Brandon has been a professional investor focusing on value for over 13 years, spending his time in small to micro-cap companies, spin-offs, SPACs, and deep value liquidation situations. Over time, he’s developed a deeper understanding for what deep-value investing actually means, and refined his philosophy to include any business trading at a wild discount to what he thinks its worth in 3-5 years.

Brandon has a tenacious passion for investing, broad-based learning, and business. He previously worked for several leading investment firms before joining the team at Macro Ops. He lives by the famous Munger mantra of trying to get a little smarter each day.
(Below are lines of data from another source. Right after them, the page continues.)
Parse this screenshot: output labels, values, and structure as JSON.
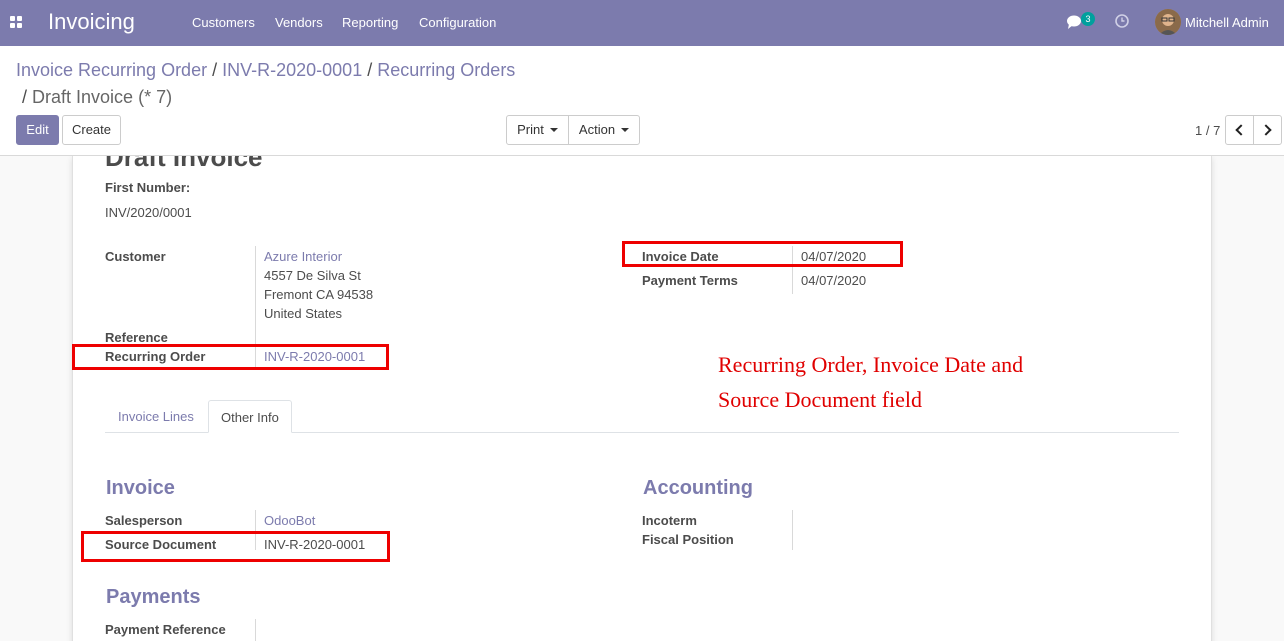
{
  "navbar": {
    "app_title": "Invoicing",
    "menu": [
      "Customers",
      "Vendors",
      "Reporting",
      "Configuration"
    ],
    "chat_badge": "3",
    "user_name": "Mitchell Admin",
    "colors": {
      "navbar": "#7c7bad",
      "badge": "#00a09d"
    }
  },
  "breadcrumb": {
    "items": [
      "Invoice Recurring Order",
      "INV-R-2020-0001",
      "Recurring Orders"
    ],
    "separator": "/",
    "active": "Draft Invoice (* 7)"
  },
  "toolbar": {
    "edit_label": "Edit",
    "create_label": "Create",
    "print_label": "Print",
    "action_label": "Action"
  },
  "pager": {
    "value": "1 / 7"
  },
  "form": {
    "title": "Draft Invoice",
    "first_number_label": "First Number:",
    "first_number_value": "INV/2020/0001",
    "customer_label": "Customer",
    "customer_name": "Azure Interior",
    "customer_address": [
      "4557 De Silva St",
      "Fremont CA 94538",
      "United States"
    ],
    "reference_label": "Reference",
    "recurring_order_label": "Recurring Order",
    "recurring_order_value": "INV-R-2020-0001",
    "invoice_date_label": "Invoice Date",
    "invoice_date_value": "04/07/2020",
    "payment_terms_label": "Payment Terms",
    "payment_terms_value": "04/07/2020"
  },
  "tabs": [
    {
      "label": "Invoice Lines",
      "active": false
    },
    {
      "label": "Other Info",
      "active": true
    }
  ],
  "other_info": {
    "invoice_section": "Invoice",
    "salesperson_label": "Salesperson",
    "salesperson_value": "OdooBot",
    "source_document_label": "Source Document",
    "source_document_value": "INV-R-2020-0001",
    "accounting_section": "Accounting",
    "incoterm_label": "Incoterm",
    "fiscal_position_label": "Fiscal Position",
    "payments_section": "Payments",
    "payment_reference_label": "Payment Reference"
  },
  "annotation": {
    "lines": [
      "Recurring Order, Invoice Date and",
      "Source Document field"
    ],
    "color": "#ee0000"
  }
}
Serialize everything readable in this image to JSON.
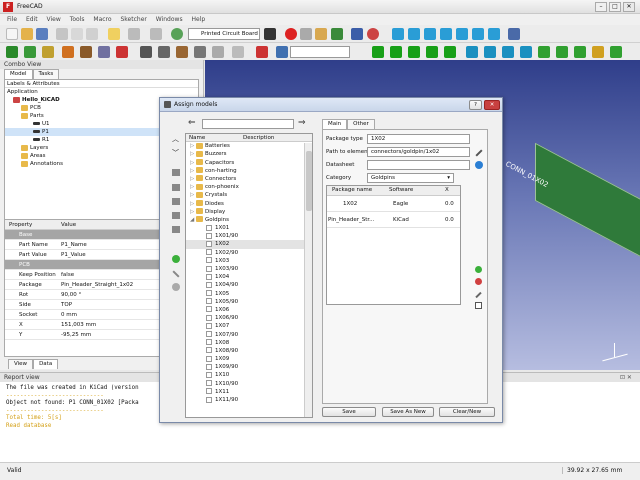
{
  "window": {
    "title": "FreeCAD",
    "logo": "F"
  },
  "menu": [
    "File",
    "Edit",
    "View",
    "Tools",
    "Macro",
    "Sketcher",
    "Windows",
    "Help"
  ],
  "workbench_dropdown": "Printed Circuit Board",
  "combo_view": {
    "title": "Combo View",
    "tabs": [
      "Model",
      "Tasks"
    ],
    "labels_header": "Labels & Attributes",
    "tree": {
      "root": "Application",
      "doc": "Hello_KiCAD",
      "items": [
        "PCB",
        "Parts",
        "U1",
        "P1",
        "R1",
        "Layers",
        "Areas",
        "Annotations"
      ]
    },
    "property_cols": [
      "Property",
      "Value"
    ],
    "properties": [
      {
        "group": "Base"
      },
      {
        "k": "Part Name",
        "v": "P1_Name"
      },
      {
        "k": "Part Value",
        "v": "P1_Value"
      },
      {
        "group": "PCB"
      },
      {
        "k": "Keep Position",
        "v": "false"
      },
      {
        "k": "Package",
        "v": "Pin_Header_Straight_1x02"
      },
      {
        "k": "Rot",
        "v": "90,00 °"
      },
      {
        "k": "Side",
        "v": "TOP"
      },
      {
        "k": "Socket",
        "v": "0 mm"
      },
      {
        "k": "X",
        "v": "151,003 mm"
      },
      {
        "k": "Y",
        "v": "-95,25 mm"
      }
    ],
    "bottom_tabs": [
      "View",
      "Data"
    ]
  },
  "viewport": {
    "label": "CONN_01X02"
  },
  "report": {
    "title": "Report view",
    "lines": [
      {
        "text": "The file was created in KiCad (version",
        "color": "#111111"
      },
      {
        "text": "----------------------------",
        "color": "#d4a017"
      },
      {
        "text": "Object not found: P1 CONN_01X02 [Packa",
        "color": "#111111"
      },
      {
        "text": "----------------------------",
        "color": "#d4a017"
      },
      {
        "text": "Total time: 5[s]",
        "color": "#d4a017"
      },
      {
        "text": "Read database",
        "color": "#d4a017"
      }
    ]
  },
  "status": {
    "left": "Valid",
    "right": "39.92 x 27.65 mm"
  },
  "dialog": {
    "title": "Assign models",
    "list_cols": [
      "Name",
      "Description"
    ],
    "categories": [
      "Batteries",
      "Buzzers",
      "Capacitors",
      "con-harting",
      "Connectors",
      "con-phoenix",
      "Crystals",
      "Diodes",
      "Display",
      "Goldpins"
    ],
    "goldpins": [
      "1X01",
      "1X01/90",
      "1X02",
      "1X02/90",
      "1X03",
      "1X03/90",
      "1X04",
      "1X04/90",
      "1X05",
      "1X05/90",
      "1X06",
      "1X06/90",
      "1X07",
      "1X07/90",
      "1X08",
      "1X08/90",
      "1X09",
      "1X09/90",
      "1X10",
      "1X10/90",
      "1X11",
      "1X11/90"
    ],
    "right_tabs": [
      "Main",
      "Other"
    ],
    "fields": {
      "package_type_label": "Package type",
      "package_type": "1X02",
      "path_label": "Path to element",
      "path": "connectors/goldpin/1x02",
      "datasheet_label": "Datasheet",
      "datasheet": "",
      "category_label": "Category",
      "category": "Goldpins"
    },
    "table_cols": [
      "Package name",
      "Software",
      "X"
    ],
    "table_rows": [
      {
        "name": "1X02",
        "software": "Eagle",
        "x": "0.0"
      },
      {
        "name": "Pin_Header_Str...",
        "software": "KiCad",
        "x": "0.0"
      }
    ],
    "buttons": {
      "save": "Save",
      "save_new": "Save As New",
      "clear": "Clear/New"
    },
    "help": "?",
    "close": "✕"
  }
}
Investing & Personal Finance

AK is the founder of Macro Ops and the host of Fallible.

He started out in corporate economics for a Fortune 50 company before moving to a long/short equity investment firm.

With Macro Ops focused primarily on institutional clients, AK moved to servicing new investors just starting their journey. He takes the professional research and education produced at Macro Ops and breaks it down for beginners. The goal is to help clients find the best solution for their investing needs through effective education.

Tyler Kling

Volatility & Options Trader

Former trade desk manager at $100+ million family office where he oversaw multiple traders and helped develop cutting edge quantitative strategies in the derivatives market.

He worked as a consultant to the family office’s in-house fund of funds in the areas of portfolio manager evaluation and capital allocation.

Certified in Quantitative Finance from the Fitch Learning Center in London, England where he studied under famous quants such as Paul Wilmott.

Alex Barrow

Macro Trader

Founder and head macro trader at Macro Ops. Alex joined the US Marine Corps on his 18th birthday just one month after the 9/11 terrorist attacks. He subsequently spent a decade in the military. Serving in various capacities from scout sniper to interrogator and counterintelligence specialist. Following his military service, he worked as a contract intelligence professional for a number of US agencies (from the DIA to FBI) with a focus on counterintelligence and terrorist financing. He also spent time consulting for a tech company that specialized in building analytic software for finance and intelligence analysis.

After leaving the field of intelligence he went to work at a global macro hedge fund. He’s been professionally involved in markets since 2005, has consulted with a number of the leading names in the hedge fund space, and now manages his own family office while running Macro Ops. He’s published over 300 white papers on complex financial and macroeconomic topics, writes regularly about investment/market trends, and frequently speaks at conferences on trading and investing.

Macro Ops is a market research firm geared toward professional and experienced retail traders and investors. Macro Ops’ research has been featured in Forbes, Marketwatch, Business Insider, and Real Vision as well as a number of other leading publications.